The adaptive value of morphological, behavioural and life-history traits in reproductive female wolves
- Reproduction in social organisms is shaped by numerous morphological, behavioural and life-history traits such as body size, cooperative breeding and age of reproduction, respectively. Little is known, however, about the relative influence of these different types of traits on reproduction, particularly in the context of environmental conditions that determine their adaptive value.
- Here, we use 14 years of data from a long-term study of wolves (Canis lupus) in Yellowstone National Park, USA, to evaluate the relative effects of different traits and ecological factors on the reproductive performance (litter size and survival) of breeding females.

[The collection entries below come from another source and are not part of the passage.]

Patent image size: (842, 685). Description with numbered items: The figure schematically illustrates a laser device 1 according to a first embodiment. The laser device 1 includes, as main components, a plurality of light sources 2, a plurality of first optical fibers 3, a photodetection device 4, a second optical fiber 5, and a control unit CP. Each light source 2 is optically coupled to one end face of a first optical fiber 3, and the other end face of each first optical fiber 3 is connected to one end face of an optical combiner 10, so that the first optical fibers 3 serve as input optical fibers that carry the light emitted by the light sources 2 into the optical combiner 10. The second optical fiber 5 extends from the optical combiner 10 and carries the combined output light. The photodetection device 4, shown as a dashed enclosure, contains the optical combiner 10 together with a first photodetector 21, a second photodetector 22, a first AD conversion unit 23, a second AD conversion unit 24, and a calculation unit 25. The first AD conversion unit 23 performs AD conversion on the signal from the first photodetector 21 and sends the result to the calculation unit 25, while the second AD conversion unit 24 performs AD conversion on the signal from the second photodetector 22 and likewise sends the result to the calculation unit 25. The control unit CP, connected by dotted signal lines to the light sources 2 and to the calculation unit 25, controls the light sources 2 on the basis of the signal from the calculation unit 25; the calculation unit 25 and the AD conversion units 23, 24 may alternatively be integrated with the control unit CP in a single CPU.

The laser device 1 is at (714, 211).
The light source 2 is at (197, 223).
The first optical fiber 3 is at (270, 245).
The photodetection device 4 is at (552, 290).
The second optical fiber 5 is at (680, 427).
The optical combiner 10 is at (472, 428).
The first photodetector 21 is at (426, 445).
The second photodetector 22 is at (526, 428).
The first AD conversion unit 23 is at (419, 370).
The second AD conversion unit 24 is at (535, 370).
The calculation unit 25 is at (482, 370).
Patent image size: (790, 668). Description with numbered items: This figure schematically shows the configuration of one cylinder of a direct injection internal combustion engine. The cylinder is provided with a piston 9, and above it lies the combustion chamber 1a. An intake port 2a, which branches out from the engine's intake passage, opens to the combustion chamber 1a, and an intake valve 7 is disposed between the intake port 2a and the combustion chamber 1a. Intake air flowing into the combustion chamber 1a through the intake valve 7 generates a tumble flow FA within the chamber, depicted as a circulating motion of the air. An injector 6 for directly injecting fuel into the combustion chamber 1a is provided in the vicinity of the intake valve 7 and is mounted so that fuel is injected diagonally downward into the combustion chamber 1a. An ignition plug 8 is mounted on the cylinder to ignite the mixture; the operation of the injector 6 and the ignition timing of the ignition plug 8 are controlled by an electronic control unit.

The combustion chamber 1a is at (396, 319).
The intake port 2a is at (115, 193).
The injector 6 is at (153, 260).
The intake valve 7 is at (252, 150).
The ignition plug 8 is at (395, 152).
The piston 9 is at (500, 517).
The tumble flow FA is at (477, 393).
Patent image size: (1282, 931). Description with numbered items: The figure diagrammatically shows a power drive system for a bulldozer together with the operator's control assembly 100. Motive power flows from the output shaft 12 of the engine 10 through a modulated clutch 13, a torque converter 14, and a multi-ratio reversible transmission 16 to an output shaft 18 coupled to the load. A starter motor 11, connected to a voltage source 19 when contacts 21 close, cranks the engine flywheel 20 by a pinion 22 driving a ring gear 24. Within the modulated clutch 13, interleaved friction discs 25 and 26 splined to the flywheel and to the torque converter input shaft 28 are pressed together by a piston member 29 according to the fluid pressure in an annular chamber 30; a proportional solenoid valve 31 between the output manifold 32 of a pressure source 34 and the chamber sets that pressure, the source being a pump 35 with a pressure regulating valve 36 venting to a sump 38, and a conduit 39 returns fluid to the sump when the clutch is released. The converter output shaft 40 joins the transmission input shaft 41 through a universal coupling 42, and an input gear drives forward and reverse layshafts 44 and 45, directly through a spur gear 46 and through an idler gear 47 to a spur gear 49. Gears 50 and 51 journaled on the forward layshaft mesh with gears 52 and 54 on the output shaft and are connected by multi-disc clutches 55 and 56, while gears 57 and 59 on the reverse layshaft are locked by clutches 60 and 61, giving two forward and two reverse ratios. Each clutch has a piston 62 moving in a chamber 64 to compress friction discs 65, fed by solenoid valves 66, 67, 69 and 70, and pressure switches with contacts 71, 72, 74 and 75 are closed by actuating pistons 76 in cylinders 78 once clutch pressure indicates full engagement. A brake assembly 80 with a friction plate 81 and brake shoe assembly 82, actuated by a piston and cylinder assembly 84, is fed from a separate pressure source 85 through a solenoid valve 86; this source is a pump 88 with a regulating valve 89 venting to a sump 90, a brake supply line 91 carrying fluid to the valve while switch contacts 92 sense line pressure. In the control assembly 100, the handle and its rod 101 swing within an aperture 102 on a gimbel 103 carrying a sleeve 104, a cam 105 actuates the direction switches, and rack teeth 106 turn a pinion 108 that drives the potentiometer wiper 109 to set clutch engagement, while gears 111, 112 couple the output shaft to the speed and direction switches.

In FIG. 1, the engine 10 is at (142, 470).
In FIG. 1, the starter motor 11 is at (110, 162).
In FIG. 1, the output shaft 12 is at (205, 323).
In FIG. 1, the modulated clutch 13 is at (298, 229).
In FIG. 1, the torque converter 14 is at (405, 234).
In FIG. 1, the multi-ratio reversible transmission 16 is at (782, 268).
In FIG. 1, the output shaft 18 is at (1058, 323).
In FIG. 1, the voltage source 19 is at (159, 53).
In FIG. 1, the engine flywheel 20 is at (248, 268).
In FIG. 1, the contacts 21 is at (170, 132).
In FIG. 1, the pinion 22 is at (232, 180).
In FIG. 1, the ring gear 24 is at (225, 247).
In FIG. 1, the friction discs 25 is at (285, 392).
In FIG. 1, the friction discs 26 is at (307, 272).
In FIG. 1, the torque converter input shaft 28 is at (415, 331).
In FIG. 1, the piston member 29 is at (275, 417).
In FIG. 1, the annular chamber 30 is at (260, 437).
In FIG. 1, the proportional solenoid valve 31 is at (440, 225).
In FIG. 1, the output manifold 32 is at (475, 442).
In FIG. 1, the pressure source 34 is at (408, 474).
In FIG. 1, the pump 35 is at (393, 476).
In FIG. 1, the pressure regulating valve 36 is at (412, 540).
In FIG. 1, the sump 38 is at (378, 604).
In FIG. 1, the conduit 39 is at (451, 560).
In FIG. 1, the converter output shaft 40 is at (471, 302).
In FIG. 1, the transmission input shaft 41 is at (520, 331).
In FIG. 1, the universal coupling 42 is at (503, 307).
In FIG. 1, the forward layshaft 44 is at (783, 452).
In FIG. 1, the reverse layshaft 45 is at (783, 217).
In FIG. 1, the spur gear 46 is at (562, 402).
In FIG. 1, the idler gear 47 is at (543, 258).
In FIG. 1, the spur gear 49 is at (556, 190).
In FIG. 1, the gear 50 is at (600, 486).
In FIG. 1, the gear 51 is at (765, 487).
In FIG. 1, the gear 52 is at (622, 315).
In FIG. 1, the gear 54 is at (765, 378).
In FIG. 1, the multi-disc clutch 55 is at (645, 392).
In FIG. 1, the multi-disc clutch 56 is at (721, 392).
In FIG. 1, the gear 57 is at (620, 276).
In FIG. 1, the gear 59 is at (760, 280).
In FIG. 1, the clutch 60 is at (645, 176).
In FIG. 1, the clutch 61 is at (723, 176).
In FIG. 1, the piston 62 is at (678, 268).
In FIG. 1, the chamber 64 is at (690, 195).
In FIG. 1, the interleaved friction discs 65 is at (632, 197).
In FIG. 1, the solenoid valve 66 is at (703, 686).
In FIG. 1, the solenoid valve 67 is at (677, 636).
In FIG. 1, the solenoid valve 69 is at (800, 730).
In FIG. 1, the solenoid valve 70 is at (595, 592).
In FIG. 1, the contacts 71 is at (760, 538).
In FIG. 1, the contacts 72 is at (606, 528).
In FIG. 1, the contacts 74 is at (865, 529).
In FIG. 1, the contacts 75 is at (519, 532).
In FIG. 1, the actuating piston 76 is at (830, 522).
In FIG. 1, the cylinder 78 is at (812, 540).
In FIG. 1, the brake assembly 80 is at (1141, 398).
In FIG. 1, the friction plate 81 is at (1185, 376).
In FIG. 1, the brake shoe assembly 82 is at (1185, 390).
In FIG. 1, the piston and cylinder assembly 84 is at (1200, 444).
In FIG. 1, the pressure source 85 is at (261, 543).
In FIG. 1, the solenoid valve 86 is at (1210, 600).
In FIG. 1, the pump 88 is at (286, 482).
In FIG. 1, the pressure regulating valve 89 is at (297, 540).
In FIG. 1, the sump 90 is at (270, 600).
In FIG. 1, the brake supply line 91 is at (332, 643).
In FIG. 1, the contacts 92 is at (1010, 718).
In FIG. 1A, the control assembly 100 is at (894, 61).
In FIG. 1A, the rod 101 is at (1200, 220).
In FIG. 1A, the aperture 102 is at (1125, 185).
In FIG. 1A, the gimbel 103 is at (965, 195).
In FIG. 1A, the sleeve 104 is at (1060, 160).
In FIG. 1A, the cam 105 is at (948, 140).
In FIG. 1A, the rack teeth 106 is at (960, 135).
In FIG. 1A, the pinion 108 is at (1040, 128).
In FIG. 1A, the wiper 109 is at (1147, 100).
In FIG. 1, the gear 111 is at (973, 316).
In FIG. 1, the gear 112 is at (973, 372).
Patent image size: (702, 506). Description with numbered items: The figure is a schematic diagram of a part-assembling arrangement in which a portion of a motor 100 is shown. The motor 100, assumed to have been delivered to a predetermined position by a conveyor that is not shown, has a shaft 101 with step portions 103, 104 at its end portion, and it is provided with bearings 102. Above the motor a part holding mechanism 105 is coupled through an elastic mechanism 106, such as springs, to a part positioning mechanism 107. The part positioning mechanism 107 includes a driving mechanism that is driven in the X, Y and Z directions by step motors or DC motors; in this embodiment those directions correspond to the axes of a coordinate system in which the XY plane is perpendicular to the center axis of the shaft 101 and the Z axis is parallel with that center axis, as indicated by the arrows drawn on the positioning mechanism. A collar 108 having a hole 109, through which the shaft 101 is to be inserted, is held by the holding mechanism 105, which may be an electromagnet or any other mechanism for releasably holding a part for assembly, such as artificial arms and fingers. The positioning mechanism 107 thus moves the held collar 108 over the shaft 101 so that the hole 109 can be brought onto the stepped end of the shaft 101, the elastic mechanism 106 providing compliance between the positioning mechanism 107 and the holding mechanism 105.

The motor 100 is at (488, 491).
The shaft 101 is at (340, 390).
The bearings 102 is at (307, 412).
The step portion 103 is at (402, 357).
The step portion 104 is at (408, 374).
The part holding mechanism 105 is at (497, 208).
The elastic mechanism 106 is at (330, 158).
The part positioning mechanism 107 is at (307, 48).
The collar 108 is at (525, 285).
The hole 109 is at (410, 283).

- At the individual level, litter size and survival improved with body mass and declined with age (c. 4–5 years). Grey-coloured females had more surviving pups than black females, which likely contributed to the maintenance of coat colour polymorphism in this system.
- The effect of pack size on reproductive performance was nonlinear as litter size peaked at eight wolves and then declined, and litter survival increased rapidly up to three wolves, beyond which it increased more gradually.
- At the population level, litter size and survival decreased with increasing wolf population size and canine distemper outbreaks.
- The relative influence of these different-level factors on wolf reproductive success followed individual > group > population. Body mass was the primary determinant of litter size, followed by pack size and population size. Body mass was also the main driver of litter survival, followed by pack size and disease. Reproductive gains because of larger body size and cooperative breeding may mitigate reproductive losses because of negative density dependence and disease.
- These findings highlight the adaptive value of large body size and sociality in promoting individual fitness in stochastic and competitive environments.